After 22 years with Hughes I retired uin 06/2006.

My twin sons were born on 07/28/2003. When I wasn't at work, I spent almost all of my time feeding them, changing, thier diapers and clothes and giving baths. Bath time was play time!!!

When they turned 5, in '08 we got the boys enrolled in the K-12 program and I was their teacher from Kindergarden through 3'rd grade. K-12 had the boys learning algebra in the 3'rd grade. 

It was an absolute joy!!!

I'd never heard of Hatshepsut. She was the only woman Pharoh in ancient Egypt. K-12 covered her in the 3rd grade amazing.

By the end of 2006 I'd needed 6 back surgeries and a couple on my left wrist. Being completely retired at 56 was a real break. Now I'm 66 divorved and looking for another job.

Oh well, you never know what's going to happen. Besides getting back into the workforce and working a 40 hour week job will be a pleasure!!!

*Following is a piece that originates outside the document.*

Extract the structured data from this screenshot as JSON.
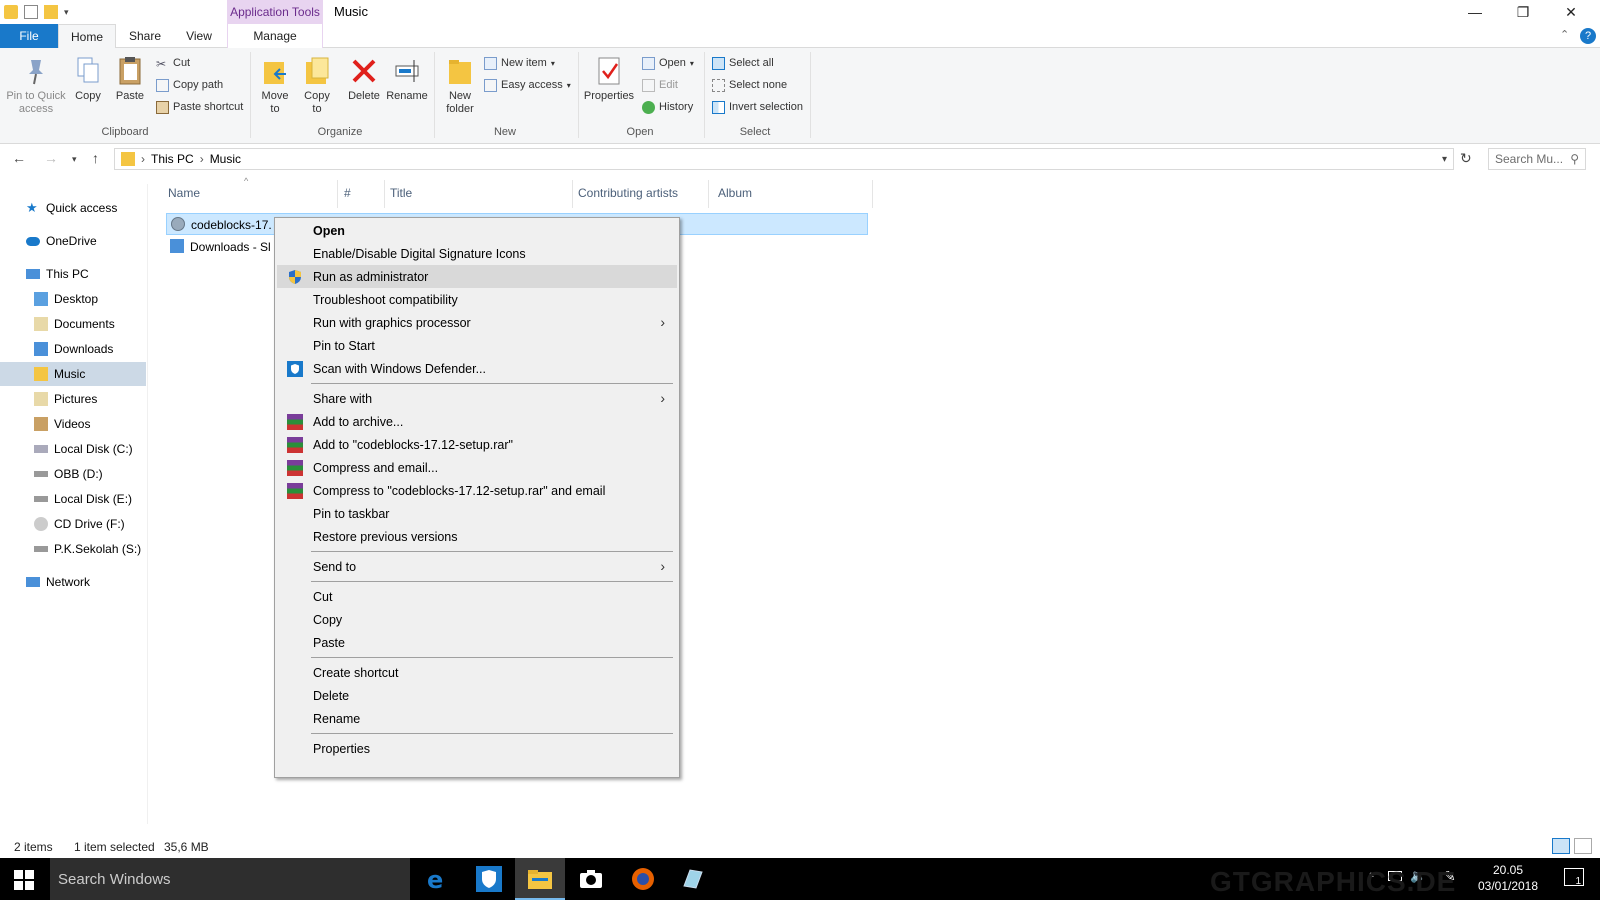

hello. my name is chi siu and im 31 years old.  i may not be perfect for AARP but im writing this story for my parents who are already aging.  i want to win this contest so i can give the money to them to do what they want to do.  my parents is already closed to the retirement and i dont want them to struggle with the bills they will get after retirement.  i want to ease up their frusture and be able to live up their life.  im a business man but doesnt make a good money to meet up my end.  i tired to save up much as i can but my wife is money spender.  its hard to control her and my money.  so yeah i want surprise them and be able to see them smile.  my wife may be gold digger but she stills care about them as well.

My favorite summer breaks were spending summers with my grandparents. My parents would drop my brother and I off at Mamaw and Papaw's house for a week or two. They lived out in the country and it felt like the whole world belonged t us. My Papaw passed away 13 years ago of ALS this July and I miss him terribly. I was only 14. I'll never forget the summers I spent with him.